Café de Oerknal at Science Park has similar problems, says Marco Hoekstra (member of the executive team of the University Sports Center). ‘Our visitors enter De Oerknal from three different directions, from the sports center, from the offices and from the terrace. We may be a catering facility, but we also have study places here. For the catering facilities we have to check passports, for study facilities we don't. The new rules are very difficult to handle for hybrid organizations like ours.’

‘It’s expensive. I estimate that we will need about one whole FTE to check the passports at the three entrances to the De Oerknal’

Moreover, USC's sports venues are also exempt from the coronapas. So first you can play a game of indoor soccer without having a Covid passport, but when you want to have a beer in De Oerknal, a passport is required. ‘And there are also students who only come here to study, do they also have to show their pass? Or the people who are only buying a coffee to go?’

 

Expensive verification

Checking the passports will be difficult, Hoekstra suspects. ‘And expensive. I estimate that we will need about one whole FTE to check the passports at the three entrances to the De Oerknal.’ Using de Oerknal temporarily only as a study area or as a restaurant to go is not an option, says Hoekstra.

 

‘Because of Covid, we've already missed so much revenue that we’re not going to do that.
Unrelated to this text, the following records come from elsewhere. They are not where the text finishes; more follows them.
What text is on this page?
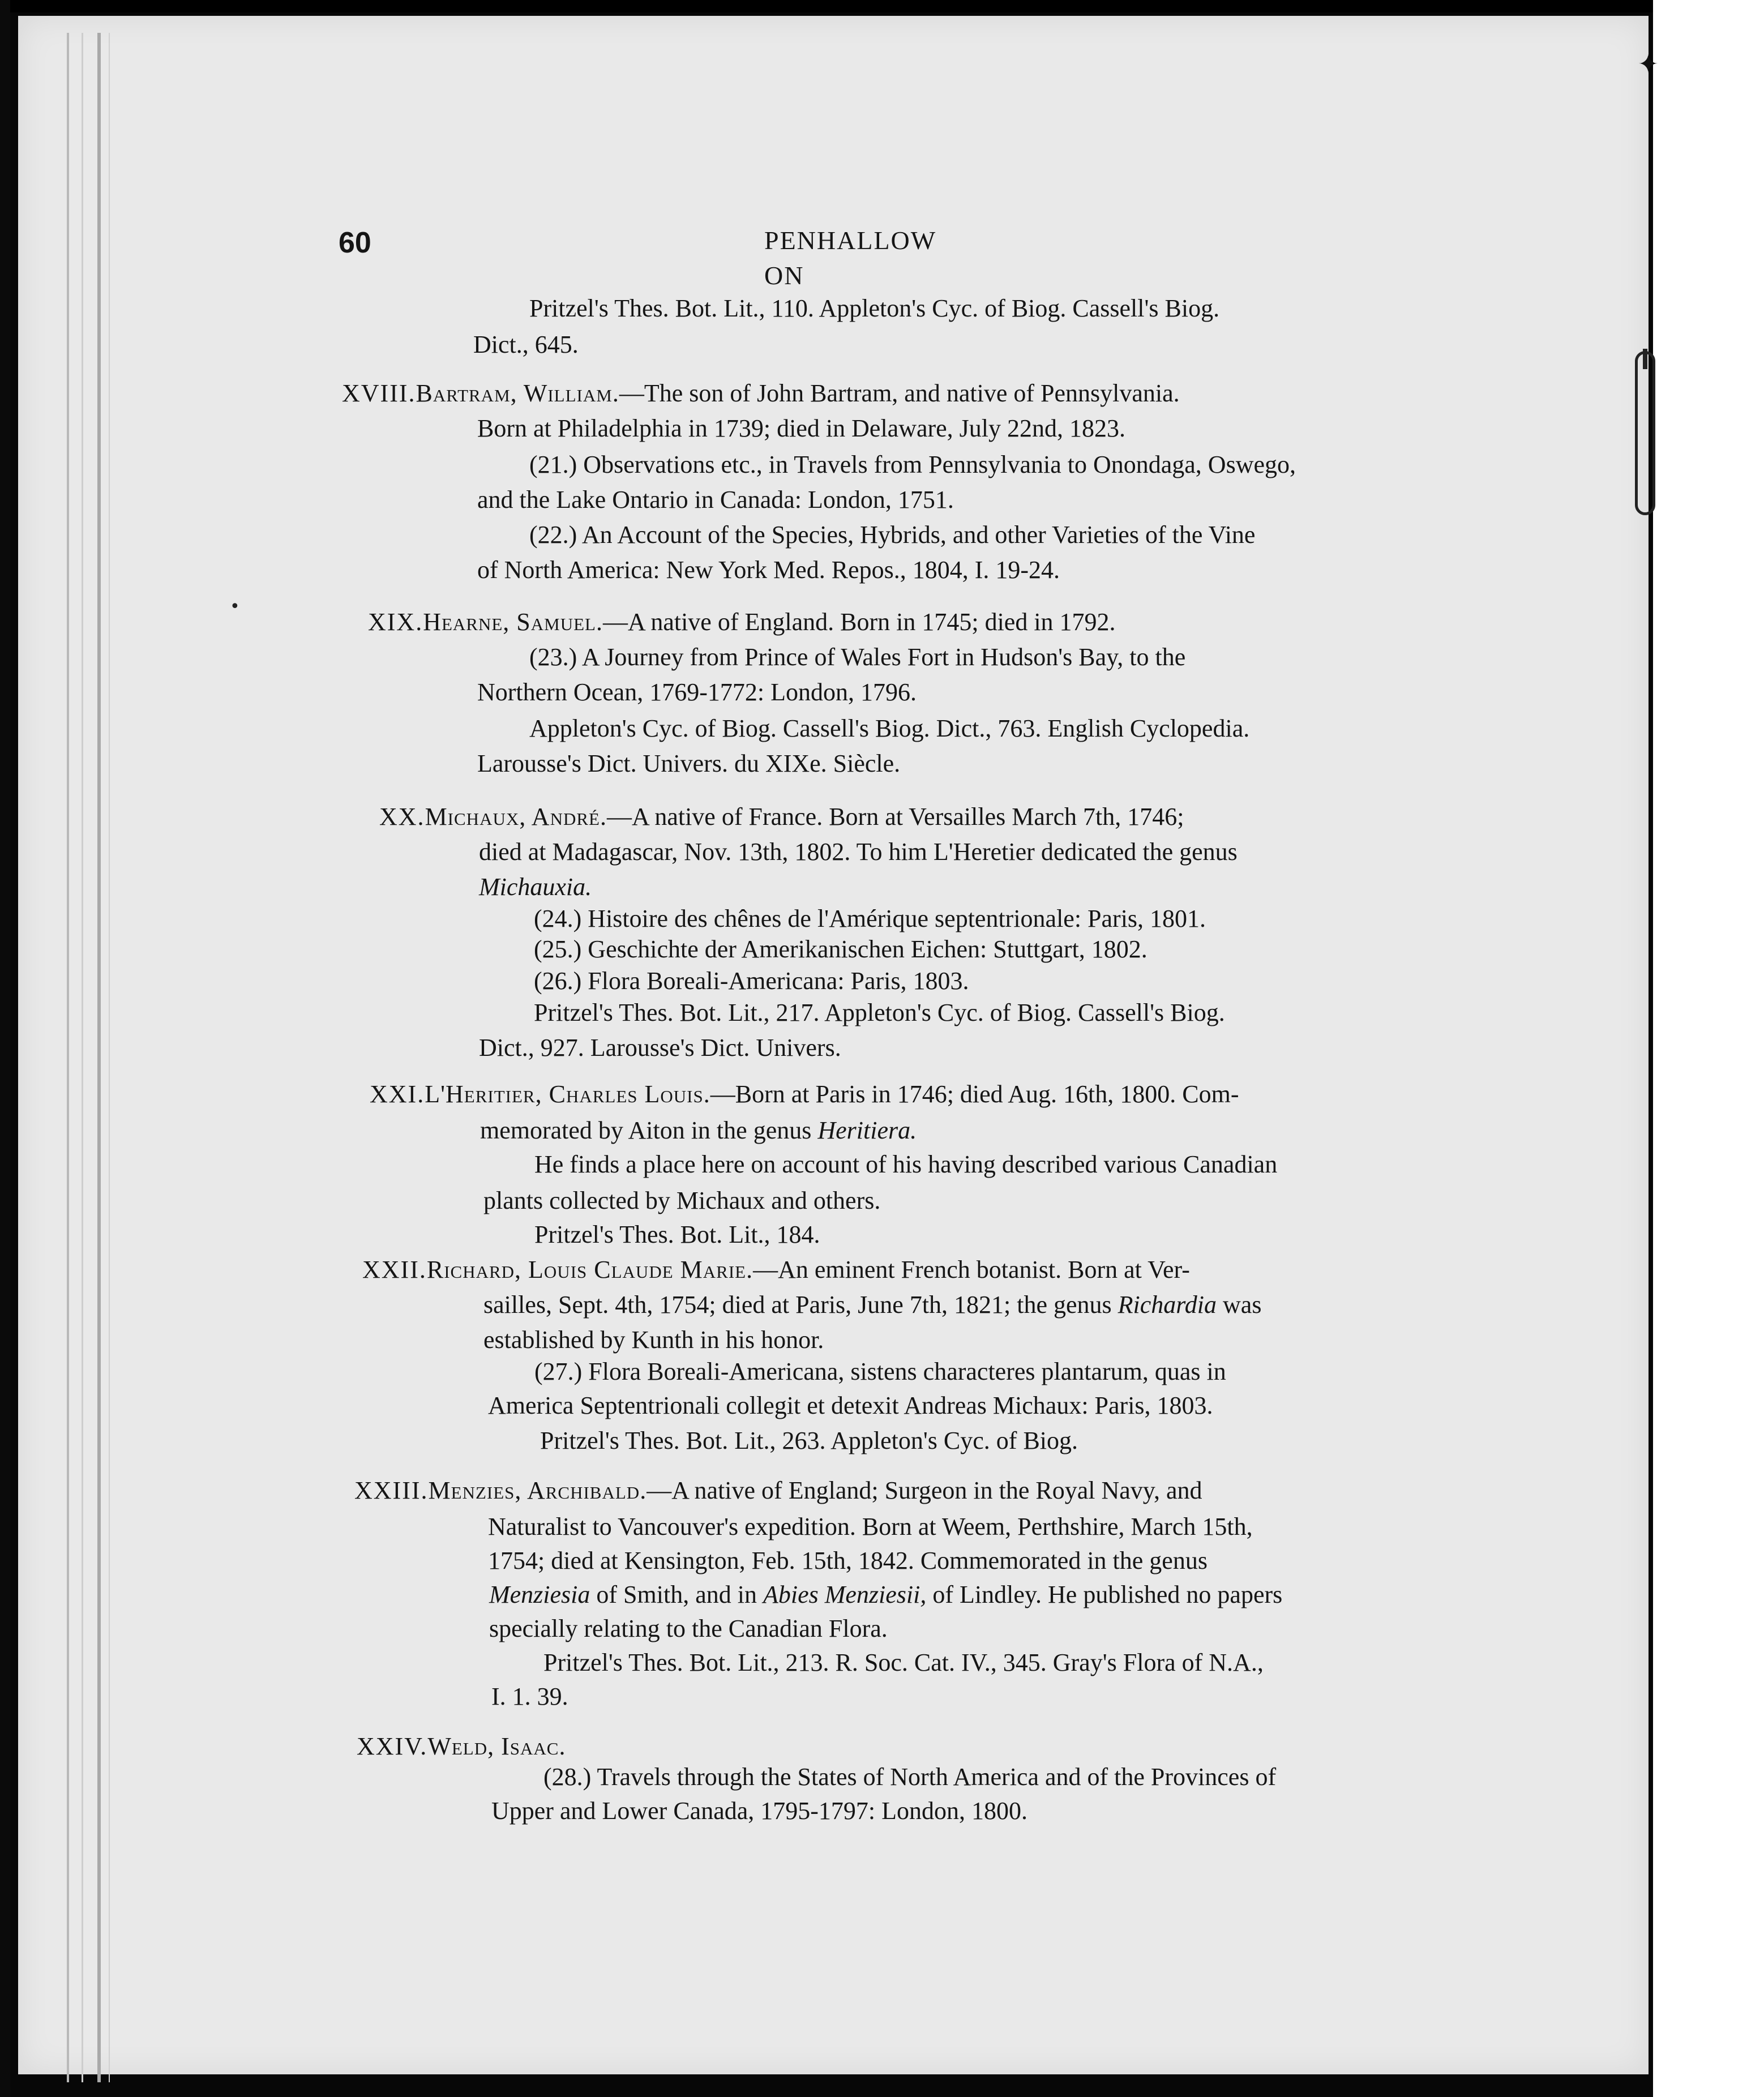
✦
•
60	PENHALLOW ON
Pritzel's Thes. Bot. Lit., 110. Appleton's Cyc. of Biog. Cassell's Biog.
Dict., 645.
XVIII.Bartram, William.—The son of John Bartram, and native of Pennsylvania.
Born at Philadelphia in 1739; died in Delaware, July 22nd, 1823.
(21.) Observations etc., in Travels from Pennsylvania to Onondaga, Oswego,
and the Lake Ontario in Canada: London, 1751.
(22.) An Account of the Species, Hybrids, and other Varieties of the Vine
of North America: New York Med. Repos., 1804, I. 19-24.
XIX.Hearne, Samuel.—A native of England. Born in 1745; died in 1792.
(23.) A Journey from Prince of Wales Fort in Hudson's Bay, to the
Northern Ocean, 1769-1772: London, 1796.
Appleton's Cyc. of Biog. Cassell's Biog. Dict., 763. English Cyclopedia.
Larousse's Dict. Univers. du XIXe. Siècle.
XX.Michaux, André.—A native of France. Born at Versailles March 7th, 1746;
died at Madagascar, Nov. 13th, 1802. To him L'Heretier dedicated the genus
Michauxia.
(24.) Histoire des chênes de l'Amérique septentrionale: Paris, 1801.
(25.) Geschichte der Amerikanischen Eichen: Stuttgart, 1802.
(26.) Flora Boreali-Americana: Paris, 1803.
Pritzel's Thes. Bot. Lit., 217. Appleton's Cyc. of Biog. Cassell's Biog.
Dict., 927. Larousse's Dict. Univers.
XXI.L'Heritier, Charles Louis.—Born at Paris in 1746; died Aug. 16th, 1800. Com-
memorated by Aiton in the genus Heritiera.
He finds a place here on account of his having described various Canadian
plants collected by Michaux and others.
Pritzel's Thes. Bot. Lit., 184.
XXII.Richard, Louis Claude Marie.—An eminent French botanist. Born at Ver-
sailles, Sept. 4th, 1754; died at Paris, June 7th, 1821; the genus Richardia was
established by Kunth in his honor.
(27.) Flora Boreali-Americana, sistens characteres plantarum, quas in
America Septentrionali collegit et detexit Andreas Michaux: Paris, 1803.
Pritzel's Thes. Bot. Lit., 263. Appleton's Cyc. of Biog.
XXIII.Menzies, Archibald.—A native of England; Surgeon in the Royal Navy, and
Naturalist to Vancouver's expedition. Born at Weem, Perthshire, March 15th,
1754; died at Kensington, Feb. 15th, 1842. Commemorated in the genus
Menziesia of Smith, and in Abies Menziesii, of Lindley. He published no papers
specially relating to the Canadian Flora.
Pritzel's Thes. Bot. Lit., 213. R. Soc. Cat. IV., 345. Gray's Flora of N.A.,
I. 1. 39.
XXIV.Weld, Isaac.
(28.) Travels through the States of North America and of the Provinces of
Upper and Lower Canada, 1795-1797: London, 1800.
Besides: half of the players in the indoor football competition only participate because there is beer afterwards. So we're not going to close our doors.’

 

Staff shortage

For Crea, another issue comes into play, Van Galen explains. ‘We, like almost all other cafes and bars, are facing a staff shortage.’ That is why Crea has decided to only check Covid passports at performances, and to make the party that arranges the performance or meeting responsible for the ticket control.

 

In addition, the walking routes at Crea return, so that there’s only one entrance to the cafe. ‘But even then, scheduling will be a chore,’ Van Galen predicts. ‘It's the kind of schedule where you immediately have a problem if one person is sick or has to get tested.’